Antes rejeitada como um romance gótico, como "ficção feminina", Rebecca é agora considerada o thriller psicológico mais extraordinário, explorando nosso medo mais primitivo do rival: a mulher que é mais bonita, mais realizada do que nós. E essa história foi contada e recontada em todos os cantos do mundo, desde Sylvia Plath à segunda Sra. Ted Hughes, a Linda McCartney e Heather Mills, a Verity de Colleen Hoover e, no Brasil, A Sucessora de Carolina Nabuco e a famosa peça O Mistério de Irma Vapp. É difícil para uma segunda esposa competir com a memória da primeira. Daphne du Maurier aproveitou brilhantemente disso e assim influenciou uma geração de suspense e mistério.

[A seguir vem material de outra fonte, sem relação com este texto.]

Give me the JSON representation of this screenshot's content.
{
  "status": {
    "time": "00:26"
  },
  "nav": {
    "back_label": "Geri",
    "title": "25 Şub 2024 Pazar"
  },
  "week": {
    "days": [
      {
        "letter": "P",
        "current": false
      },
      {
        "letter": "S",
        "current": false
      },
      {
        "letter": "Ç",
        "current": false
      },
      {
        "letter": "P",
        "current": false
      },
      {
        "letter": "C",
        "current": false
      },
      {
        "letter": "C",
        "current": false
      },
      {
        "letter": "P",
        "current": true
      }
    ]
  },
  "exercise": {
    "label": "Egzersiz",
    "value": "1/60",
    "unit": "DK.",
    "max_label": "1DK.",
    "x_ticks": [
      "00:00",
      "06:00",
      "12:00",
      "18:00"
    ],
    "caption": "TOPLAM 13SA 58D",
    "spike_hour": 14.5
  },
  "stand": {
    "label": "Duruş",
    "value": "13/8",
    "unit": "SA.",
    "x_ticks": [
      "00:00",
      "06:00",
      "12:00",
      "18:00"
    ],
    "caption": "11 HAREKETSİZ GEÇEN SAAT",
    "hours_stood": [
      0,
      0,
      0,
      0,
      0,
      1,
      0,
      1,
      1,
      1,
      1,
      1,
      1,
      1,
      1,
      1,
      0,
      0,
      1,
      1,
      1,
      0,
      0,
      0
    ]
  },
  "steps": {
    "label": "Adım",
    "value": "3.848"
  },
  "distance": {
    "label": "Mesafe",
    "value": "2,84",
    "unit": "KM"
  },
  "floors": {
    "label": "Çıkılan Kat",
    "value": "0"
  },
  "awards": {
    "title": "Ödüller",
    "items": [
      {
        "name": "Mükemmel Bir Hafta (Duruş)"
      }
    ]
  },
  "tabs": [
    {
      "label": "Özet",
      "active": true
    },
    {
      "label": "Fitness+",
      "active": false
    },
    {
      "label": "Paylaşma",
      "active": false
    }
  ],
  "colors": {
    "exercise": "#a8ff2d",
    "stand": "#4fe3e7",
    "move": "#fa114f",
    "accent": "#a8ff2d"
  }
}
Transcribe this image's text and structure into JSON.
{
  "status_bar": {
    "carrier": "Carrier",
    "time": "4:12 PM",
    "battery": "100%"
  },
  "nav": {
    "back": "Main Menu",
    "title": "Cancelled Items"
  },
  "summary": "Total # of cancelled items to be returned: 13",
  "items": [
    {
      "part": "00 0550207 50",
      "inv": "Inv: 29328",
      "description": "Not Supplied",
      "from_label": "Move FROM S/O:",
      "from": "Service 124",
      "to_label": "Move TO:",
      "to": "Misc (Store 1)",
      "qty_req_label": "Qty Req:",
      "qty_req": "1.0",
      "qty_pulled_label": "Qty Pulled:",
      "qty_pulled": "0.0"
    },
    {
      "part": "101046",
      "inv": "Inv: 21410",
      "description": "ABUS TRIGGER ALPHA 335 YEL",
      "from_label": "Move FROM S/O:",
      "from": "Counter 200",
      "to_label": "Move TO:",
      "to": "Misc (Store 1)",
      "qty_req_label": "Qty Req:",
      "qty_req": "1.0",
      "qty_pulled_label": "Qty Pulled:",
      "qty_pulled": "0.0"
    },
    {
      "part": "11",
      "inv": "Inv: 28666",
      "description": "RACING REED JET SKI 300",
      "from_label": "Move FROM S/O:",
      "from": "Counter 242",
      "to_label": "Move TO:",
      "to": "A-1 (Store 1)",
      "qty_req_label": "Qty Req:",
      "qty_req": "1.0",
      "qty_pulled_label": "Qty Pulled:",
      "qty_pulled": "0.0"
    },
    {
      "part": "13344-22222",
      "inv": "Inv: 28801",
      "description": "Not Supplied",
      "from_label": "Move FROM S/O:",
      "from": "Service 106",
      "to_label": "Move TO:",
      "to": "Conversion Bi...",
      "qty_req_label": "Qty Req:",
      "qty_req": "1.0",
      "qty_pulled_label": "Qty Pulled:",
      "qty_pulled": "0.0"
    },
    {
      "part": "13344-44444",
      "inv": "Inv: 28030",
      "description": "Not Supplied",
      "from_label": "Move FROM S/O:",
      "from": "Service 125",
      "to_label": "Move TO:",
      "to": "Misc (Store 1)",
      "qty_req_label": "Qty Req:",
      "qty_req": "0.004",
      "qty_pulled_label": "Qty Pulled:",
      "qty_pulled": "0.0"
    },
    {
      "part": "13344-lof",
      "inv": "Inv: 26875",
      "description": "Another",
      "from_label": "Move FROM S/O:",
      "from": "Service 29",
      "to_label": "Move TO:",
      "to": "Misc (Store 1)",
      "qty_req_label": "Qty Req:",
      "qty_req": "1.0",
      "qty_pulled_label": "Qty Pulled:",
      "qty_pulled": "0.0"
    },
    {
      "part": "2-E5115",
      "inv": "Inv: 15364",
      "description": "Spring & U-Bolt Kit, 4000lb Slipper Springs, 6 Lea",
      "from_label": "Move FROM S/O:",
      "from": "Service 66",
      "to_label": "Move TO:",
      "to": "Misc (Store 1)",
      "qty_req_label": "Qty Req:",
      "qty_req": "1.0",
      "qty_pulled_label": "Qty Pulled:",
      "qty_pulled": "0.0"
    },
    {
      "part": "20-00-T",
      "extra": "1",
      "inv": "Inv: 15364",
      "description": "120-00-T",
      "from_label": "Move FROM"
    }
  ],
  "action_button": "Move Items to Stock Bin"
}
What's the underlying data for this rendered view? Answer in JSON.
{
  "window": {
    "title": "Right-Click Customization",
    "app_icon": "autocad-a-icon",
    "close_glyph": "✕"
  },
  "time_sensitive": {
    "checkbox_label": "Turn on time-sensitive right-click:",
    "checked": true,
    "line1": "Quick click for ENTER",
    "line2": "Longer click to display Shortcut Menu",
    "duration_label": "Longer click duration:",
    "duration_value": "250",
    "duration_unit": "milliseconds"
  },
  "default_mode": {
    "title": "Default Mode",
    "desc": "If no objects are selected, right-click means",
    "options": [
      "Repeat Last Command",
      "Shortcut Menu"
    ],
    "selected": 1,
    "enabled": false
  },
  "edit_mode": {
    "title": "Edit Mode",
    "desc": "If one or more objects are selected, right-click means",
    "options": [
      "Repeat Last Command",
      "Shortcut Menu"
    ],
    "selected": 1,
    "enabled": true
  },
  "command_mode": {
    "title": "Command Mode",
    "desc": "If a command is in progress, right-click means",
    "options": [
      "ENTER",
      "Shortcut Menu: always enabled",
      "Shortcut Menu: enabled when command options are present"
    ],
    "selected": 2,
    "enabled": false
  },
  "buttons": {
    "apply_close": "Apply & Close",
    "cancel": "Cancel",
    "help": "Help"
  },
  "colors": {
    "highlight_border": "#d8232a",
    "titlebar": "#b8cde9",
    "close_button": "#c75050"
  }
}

Du Maurier, que conhecia Freud e Jung, criou um romance estranho e alucinatório que exerce um poderoso domínio narrativo. Cheio de sequência de sonho surreal e sexualidade reprimida, ele não hesita em retratar assassinato ou suicídio. O escritor o viu como "bastante sombrio", até mesmo "desagradável", um estudo de ciúme sem nada de uma "história de amor requintada". E isso faz desse livro uma leitura extraordinária e indispensável para os amantes de clássicos e mistério.